Chapitre XVII: Une illusion.

2.9K 308 11
                                    

Chapitre XVII: Une illusion.



Le visage posé contre la poitrine de son époux, enivrée par son odeur, Jeanne se laissait emporter par la douce mélodie de l'orchestre. Ils profitaient pleinement de ce moment de répit. Entourés par les cris des invités des Westley, les yeux clos, personne ne pouvait les sortir de leur bulle. Depuis une semaine, ils ne se le disaient pas mais Jeanne et Louis savait qu'ils partageaient certainement leurs derniers instants. Elle aurait souhaité qu'ils restent chez eux. Cependant il voulait profiter de cette dernière soirée avant d'embarquer. La dernière soirée d'insouciance, d'ivresse et de sécurité. Demain, ils profiteraient de leur dernière matinée ensemble avant de partir au port.


À quoi bon parler de sujets sérieux et tristes alors que l'un pouvait mourir demain? Louis était simplement heureux d'avoir Jeanne présente pour leur famille et Jeanne savait pertinemment que le temps était devenu précieux. Donc depuis deux semaines en famille, ils faisaient des promenades, parlaient au coin du feu et entouraient leurs enfants d'amour autant que possible. Elle n'avait pas été la meilleure femme. Sa présence était naturelle. Et puis cela la rendait heureuse. Par ailleurs, malgré l'énergie et la volonté qu'elle employait pour entourer son mari avant cette future épreuve, souvent son esprit vagabondait du côté de Léandre. Elle ne l'avait pas revu depuis le jour de l'engagement. Elle ressentait toujours de la colère après lui. Cependant à chaque fois son cœur se serrait. Elle aurait aimé savoir ce que l'avenir leur réserverait. Léandre lui reviendrait-il. Et Louis? Les deux hommes qu'elles aimaient fonçaient dans les bras de la mort. Elle avait un présentiment, la guerre emporterait au moins une part de son cœur.

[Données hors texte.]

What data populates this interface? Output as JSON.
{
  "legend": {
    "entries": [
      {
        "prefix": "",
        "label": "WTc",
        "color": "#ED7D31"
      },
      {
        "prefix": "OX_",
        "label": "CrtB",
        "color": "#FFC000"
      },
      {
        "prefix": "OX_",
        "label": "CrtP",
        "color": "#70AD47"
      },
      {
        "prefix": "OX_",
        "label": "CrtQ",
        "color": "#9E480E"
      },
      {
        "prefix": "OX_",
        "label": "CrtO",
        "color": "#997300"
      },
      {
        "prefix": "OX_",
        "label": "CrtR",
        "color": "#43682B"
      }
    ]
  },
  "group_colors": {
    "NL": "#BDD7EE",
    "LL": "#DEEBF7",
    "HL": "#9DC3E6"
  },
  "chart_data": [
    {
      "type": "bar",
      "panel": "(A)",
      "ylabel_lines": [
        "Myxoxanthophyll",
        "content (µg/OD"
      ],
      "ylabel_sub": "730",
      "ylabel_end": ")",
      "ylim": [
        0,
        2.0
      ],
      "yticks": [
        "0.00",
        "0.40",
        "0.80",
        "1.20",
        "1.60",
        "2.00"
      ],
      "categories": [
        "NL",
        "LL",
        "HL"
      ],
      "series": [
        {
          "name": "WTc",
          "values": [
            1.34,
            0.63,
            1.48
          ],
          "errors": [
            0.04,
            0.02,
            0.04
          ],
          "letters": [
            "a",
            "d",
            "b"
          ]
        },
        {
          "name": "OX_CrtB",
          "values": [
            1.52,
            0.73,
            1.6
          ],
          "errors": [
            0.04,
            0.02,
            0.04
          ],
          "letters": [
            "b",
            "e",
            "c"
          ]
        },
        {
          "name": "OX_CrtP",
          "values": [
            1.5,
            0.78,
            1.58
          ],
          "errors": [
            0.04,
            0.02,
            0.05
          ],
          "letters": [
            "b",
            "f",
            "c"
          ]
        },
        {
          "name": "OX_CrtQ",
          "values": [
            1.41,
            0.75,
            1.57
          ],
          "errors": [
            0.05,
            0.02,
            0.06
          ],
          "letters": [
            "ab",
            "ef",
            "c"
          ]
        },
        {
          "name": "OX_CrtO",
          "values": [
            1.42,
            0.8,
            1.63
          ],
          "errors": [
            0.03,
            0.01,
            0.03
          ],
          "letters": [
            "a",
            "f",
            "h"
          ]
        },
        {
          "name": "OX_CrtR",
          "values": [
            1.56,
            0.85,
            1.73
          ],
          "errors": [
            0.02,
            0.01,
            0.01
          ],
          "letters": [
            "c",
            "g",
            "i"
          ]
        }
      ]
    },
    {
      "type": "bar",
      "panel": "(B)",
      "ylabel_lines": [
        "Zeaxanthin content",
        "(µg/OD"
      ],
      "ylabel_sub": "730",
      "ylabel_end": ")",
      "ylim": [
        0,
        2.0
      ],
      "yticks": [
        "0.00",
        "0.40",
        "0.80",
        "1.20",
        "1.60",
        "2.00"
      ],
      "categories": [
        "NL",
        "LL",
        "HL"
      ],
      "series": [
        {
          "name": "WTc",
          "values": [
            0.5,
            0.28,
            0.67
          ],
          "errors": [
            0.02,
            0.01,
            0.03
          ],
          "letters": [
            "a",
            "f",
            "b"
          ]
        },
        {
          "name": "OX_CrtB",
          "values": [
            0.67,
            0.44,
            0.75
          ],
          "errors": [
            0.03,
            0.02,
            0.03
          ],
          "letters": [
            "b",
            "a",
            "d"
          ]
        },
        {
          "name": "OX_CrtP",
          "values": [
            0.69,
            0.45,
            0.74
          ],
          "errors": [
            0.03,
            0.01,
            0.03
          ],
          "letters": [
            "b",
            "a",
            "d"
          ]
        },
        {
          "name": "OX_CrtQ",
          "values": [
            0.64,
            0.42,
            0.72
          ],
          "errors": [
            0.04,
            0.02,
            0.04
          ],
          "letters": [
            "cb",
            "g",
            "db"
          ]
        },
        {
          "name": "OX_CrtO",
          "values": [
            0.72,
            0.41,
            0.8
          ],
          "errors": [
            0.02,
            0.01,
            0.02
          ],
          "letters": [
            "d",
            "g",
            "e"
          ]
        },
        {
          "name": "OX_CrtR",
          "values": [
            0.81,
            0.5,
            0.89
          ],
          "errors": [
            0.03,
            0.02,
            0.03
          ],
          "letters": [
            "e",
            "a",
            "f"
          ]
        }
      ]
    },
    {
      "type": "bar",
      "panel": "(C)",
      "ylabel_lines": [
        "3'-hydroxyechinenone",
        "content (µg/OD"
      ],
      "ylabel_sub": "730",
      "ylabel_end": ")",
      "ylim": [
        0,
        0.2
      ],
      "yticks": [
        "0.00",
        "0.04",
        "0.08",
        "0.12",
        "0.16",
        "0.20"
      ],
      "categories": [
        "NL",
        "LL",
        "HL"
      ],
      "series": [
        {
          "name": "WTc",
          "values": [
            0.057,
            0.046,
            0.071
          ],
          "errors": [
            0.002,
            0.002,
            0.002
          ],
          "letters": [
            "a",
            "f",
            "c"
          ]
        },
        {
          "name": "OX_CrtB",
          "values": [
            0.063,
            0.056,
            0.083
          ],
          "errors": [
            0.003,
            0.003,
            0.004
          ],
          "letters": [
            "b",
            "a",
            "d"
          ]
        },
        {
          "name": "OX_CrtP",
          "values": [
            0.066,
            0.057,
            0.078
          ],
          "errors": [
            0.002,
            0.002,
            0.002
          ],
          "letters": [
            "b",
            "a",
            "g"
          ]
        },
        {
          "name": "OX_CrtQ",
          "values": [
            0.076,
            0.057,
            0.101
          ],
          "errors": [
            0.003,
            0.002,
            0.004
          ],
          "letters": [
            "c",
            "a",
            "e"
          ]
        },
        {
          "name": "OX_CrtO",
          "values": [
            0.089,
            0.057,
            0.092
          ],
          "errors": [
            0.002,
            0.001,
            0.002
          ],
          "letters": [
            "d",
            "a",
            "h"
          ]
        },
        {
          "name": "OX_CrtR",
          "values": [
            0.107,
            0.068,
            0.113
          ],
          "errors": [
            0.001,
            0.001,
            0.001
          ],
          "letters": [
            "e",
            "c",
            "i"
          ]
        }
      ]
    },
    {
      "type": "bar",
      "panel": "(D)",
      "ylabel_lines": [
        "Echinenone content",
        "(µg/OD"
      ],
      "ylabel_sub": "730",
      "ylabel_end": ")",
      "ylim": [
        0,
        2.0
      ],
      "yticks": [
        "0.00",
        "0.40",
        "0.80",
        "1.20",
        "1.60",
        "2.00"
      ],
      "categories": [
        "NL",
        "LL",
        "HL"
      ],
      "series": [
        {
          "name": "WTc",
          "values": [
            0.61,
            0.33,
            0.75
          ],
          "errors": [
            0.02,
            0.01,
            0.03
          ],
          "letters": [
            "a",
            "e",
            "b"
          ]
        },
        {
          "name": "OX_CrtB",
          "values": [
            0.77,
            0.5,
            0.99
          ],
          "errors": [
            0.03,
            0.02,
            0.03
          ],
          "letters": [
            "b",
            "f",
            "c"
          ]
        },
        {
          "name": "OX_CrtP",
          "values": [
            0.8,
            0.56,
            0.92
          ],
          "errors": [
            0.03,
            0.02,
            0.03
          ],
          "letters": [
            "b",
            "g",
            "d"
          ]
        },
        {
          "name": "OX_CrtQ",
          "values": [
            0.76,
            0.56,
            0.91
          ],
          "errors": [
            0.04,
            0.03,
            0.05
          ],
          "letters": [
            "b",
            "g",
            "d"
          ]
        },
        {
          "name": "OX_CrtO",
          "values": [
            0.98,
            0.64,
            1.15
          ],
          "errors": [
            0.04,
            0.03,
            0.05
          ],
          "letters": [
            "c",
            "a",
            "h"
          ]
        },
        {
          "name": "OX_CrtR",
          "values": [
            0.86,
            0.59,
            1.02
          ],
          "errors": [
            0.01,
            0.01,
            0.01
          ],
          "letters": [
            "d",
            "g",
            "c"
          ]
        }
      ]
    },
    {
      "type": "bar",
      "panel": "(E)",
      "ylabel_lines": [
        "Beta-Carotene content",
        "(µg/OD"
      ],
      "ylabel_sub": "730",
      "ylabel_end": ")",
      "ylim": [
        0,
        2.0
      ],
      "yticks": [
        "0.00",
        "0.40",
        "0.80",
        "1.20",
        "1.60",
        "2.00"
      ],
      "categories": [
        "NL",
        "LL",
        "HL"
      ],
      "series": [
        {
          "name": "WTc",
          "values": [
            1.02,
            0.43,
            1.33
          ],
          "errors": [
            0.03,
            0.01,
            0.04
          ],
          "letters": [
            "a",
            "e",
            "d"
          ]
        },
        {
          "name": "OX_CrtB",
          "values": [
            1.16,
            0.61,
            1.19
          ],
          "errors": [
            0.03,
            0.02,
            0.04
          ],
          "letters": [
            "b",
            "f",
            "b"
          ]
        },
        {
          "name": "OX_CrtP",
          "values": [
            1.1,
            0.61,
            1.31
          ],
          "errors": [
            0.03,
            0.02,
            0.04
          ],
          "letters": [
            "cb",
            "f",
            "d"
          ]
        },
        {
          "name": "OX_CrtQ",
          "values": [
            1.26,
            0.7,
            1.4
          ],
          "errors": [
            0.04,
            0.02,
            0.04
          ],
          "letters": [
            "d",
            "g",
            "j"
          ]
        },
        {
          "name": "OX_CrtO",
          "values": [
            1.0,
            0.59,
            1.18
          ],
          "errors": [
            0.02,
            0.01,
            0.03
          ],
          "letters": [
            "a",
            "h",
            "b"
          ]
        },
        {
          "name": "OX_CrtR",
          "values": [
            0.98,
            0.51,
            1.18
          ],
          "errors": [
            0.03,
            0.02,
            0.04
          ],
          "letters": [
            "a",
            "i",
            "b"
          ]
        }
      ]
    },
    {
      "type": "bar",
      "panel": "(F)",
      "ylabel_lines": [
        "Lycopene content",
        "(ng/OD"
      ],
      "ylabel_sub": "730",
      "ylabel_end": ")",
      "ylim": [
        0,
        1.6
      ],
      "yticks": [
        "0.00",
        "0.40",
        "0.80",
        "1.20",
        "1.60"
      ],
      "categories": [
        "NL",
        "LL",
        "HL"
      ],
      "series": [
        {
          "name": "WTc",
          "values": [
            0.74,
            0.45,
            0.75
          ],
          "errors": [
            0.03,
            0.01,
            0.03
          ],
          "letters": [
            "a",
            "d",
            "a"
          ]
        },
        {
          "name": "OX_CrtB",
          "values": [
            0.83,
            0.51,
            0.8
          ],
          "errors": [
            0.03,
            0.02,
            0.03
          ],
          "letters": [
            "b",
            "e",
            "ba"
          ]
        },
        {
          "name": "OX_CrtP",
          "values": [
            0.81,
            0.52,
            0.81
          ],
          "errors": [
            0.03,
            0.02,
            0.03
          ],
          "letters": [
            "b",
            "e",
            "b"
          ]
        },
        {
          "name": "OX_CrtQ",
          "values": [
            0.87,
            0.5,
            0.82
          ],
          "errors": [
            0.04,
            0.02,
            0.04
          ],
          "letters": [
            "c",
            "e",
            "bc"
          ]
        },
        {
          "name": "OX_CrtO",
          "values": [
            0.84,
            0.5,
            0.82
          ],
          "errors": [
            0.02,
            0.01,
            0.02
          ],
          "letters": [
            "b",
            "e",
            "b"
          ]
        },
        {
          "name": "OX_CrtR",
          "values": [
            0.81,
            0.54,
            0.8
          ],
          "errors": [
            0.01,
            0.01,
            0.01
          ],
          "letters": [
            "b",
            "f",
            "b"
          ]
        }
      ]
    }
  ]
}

La chanson toucha à sa fin et pourtant Louis la gardait serrer contre lui. Elle se mit sur la pointe des pieds et enfuit le visage dans le cou de son époux pendant qu'il lui entourait la taille de ses bras. Son parfum était si doux. Tout comme lui. Louis n'était pas fait pour la guerre. Les larmes aux bords des yeux, elle resserra plus fort son étreinte. Si seulement il y avait un moyen pour l'empêcher de partir. Louis s'écarta d'elle. Il n'aimait pas attirer les regards et leur geste d'attention sans gêne avait eu cet effet. Elle baissa les yeux. Si elle le regardait, elle se mettrait à pleurer. Il lui prit doucement la main et l'amena vers leur table où George discutait avec un invité. Judith devait être certainement près du bar à remplir leurs verres. Elle s'était attribuée le rôle de les rassassier en champagne toute la soirée. Jeanne le savait, Judith voulait qu'ils profitent de l'instant présent. Loin des préoccupations de la guerre.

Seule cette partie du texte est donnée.